# Inductance, flux, capacitance

1. Sep 11, 2008

### fredrick08

1. The problem statement, all variables and given/known data
The magnetic field at one place on the earth’s surface is 55 μT in strength and tilted 60°
down from horizontal. A 200-turn coil having a diameter of 4.0 cm and a resistance of 2.0 Ω
is connected to a 1.0 μF capacitor rather than to a current meter. The coil is held in a
horizontal plane and the capacitor is discharged. The coil is then quickly rotated 180° so that
the side that had been facing up is now facing down. Afterward, what is the voltage across
the capacitor? [Hint: use I=dq/dt

2. Relevant equations
$$\Phi$$=ABcos$$\theta$$
Vc=Q/C
Vl=-L(di/dt)
Vc=-Vl
I=$$\Phi$$/L
$$\Phi$$=N$$\Phi$$per coil

3. The attempt at a solution
ok wat i did was find flux per coil=$$\pi$$r2Bcos$$\theta$$=3.45x10-8
then flux=3.45x10-8*200=6.9x10-6=L(di/dt)=Q/C....
but that cant be right coz i know the answer is 12V... can someone please help me, ive been on this for 4 or hours and its 3am almost... due in tomoz... plz someone help...

2. Sep 11, 2008

### fredrick08

plz somone help

3. Sep 11, 2008

### fredrick08

no help?

4. Sep 11, 2008

### alphysicist

Hi frederick08,

I don't believe this number is right; it looks like you are using the wrong angle. Since the coil is horizontal, you need to find the vertical component of the field to find the flux through the coil.

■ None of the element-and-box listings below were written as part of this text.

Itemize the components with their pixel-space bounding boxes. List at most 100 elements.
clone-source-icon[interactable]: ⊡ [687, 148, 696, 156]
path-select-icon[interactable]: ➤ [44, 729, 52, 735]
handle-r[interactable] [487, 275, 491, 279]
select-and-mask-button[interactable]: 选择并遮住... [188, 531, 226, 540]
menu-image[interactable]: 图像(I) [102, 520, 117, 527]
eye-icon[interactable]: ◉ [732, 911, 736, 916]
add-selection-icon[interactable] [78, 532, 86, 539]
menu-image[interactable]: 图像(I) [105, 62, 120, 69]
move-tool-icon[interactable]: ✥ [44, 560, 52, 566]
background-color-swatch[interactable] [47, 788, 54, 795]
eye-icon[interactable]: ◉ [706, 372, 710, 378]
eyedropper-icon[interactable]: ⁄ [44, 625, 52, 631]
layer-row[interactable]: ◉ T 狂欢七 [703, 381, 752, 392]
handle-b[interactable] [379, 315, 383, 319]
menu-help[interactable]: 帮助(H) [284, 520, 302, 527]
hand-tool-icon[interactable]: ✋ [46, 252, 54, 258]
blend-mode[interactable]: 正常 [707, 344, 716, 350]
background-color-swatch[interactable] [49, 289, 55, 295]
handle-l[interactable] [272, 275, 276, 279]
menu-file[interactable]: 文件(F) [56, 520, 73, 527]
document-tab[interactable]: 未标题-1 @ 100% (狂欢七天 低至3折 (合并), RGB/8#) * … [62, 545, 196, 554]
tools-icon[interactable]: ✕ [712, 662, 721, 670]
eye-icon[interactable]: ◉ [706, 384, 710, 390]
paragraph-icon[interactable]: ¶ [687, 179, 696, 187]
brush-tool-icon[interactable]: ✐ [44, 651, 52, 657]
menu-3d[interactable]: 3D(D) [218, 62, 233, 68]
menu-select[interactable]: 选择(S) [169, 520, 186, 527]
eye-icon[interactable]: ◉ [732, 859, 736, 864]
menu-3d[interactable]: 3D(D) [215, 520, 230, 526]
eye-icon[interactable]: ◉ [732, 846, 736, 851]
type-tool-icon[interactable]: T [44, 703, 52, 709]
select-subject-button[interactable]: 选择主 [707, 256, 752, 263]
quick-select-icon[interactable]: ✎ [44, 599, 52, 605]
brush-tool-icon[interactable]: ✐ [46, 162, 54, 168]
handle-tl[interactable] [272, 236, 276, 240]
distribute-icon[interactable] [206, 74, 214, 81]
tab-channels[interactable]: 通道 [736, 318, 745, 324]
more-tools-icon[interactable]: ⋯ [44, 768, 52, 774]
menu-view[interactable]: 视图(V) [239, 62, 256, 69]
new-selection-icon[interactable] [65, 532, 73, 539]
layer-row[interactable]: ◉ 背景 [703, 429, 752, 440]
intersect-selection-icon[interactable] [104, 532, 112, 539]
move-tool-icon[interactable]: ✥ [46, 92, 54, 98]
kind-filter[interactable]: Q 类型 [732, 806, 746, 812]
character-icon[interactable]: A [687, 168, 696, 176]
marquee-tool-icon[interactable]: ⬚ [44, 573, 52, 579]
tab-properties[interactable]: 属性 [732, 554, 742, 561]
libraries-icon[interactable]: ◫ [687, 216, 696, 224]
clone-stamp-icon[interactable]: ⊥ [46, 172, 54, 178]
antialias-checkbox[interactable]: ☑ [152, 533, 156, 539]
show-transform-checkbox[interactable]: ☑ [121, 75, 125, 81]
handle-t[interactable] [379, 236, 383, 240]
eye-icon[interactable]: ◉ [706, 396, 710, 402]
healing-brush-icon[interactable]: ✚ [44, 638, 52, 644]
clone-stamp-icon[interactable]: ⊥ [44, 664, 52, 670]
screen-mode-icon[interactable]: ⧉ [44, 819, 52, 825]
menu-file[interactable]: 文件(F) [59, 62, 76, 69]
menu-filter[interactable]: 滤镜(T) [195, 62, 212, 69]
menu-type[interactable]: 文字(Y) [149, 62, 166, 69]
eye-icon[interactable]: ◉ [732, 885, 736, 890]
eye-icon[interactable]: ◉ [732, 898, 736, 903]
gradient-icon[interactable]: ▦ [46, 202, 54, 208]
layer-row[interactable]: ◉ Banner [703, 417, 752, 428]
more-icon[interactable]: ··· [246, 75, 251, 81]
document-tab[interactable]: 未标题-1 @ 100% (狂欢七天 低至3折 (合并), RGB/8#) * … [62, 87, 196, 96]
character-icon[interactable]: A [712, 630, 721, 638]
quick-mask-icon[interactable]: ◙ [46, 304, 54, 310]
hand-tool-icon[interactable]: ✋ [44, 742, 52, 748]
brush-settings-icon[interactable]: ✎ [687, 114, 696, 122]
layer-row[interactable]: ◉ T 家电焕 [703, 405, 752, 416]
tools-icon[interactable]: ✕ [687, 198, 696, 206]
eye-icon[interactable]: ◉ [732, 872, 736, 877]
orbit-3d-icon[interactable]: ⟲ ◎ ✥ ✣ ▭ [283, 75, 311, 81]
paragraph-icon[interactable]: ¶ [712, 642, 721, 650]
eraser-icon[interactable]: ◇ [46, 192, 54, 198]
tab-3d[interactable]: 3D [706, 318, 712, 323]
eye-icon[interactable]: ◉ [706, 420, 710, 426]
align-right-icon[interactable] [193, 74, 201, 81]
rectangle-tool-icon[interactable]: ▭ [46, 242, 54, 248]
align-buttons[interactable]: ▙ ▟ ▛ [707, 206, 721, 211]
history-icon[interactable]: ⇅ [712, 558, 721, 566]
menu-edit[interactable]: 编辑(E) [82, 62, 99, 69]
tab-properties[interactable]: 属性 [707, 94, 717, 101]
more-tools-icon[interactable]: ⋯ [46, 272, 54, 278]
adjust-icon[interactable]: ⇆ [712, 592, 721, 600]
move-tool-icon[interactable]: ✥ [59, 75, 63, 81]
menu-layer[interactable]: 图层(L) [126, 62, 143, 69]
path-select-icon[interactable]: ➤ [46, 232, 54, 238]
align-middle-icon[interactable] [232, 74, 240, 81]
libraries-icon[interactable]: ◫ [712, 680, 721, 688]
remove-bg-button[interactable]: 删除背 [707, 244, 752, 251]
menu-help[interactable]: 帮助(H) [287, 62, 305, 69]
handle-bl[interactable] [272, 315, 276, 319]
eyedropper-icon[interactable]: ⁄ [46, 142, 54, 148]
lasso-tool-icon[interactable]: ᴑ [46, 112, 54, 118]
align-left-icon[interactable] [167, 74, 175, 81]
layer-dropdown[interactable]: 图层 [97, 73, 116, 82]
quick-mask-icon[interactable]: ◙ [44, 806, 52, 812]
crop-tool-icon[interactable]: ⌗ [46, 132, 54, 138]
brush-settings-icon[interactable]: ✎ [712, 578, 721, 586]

Multiplying by 200 is right; once you find the correct flux per coil this will give you the total flux passing through the coil. (However the result will not equal L(di/dt) or Q/C.)

But you still have more to do. Remember that the magnitude of the induced emf in terms of average values is

$${\cal E}=\frac{\Delta\Phi}{\Delta t}$$

(it's the magnitude because I've dropped the minus sign). So $${\cal E}$$ is the induced emf in volts.

So first you you need the change in the flux $\Delta\Phi$. You have already found the initial flux $\Phi$, so what is $\Delta\Phi$ in this problem (since the coil is flipping over)?

You can use Ohm's law to replace the ${\cal E}$, and also use the hint given in the problem (in terms of averaged values it would be

$$I=\frac{\Delta Q}{\Delta t}$$

You have already shown that you know you are looking for the quantity $Q/C$, so you should be able to get the answer.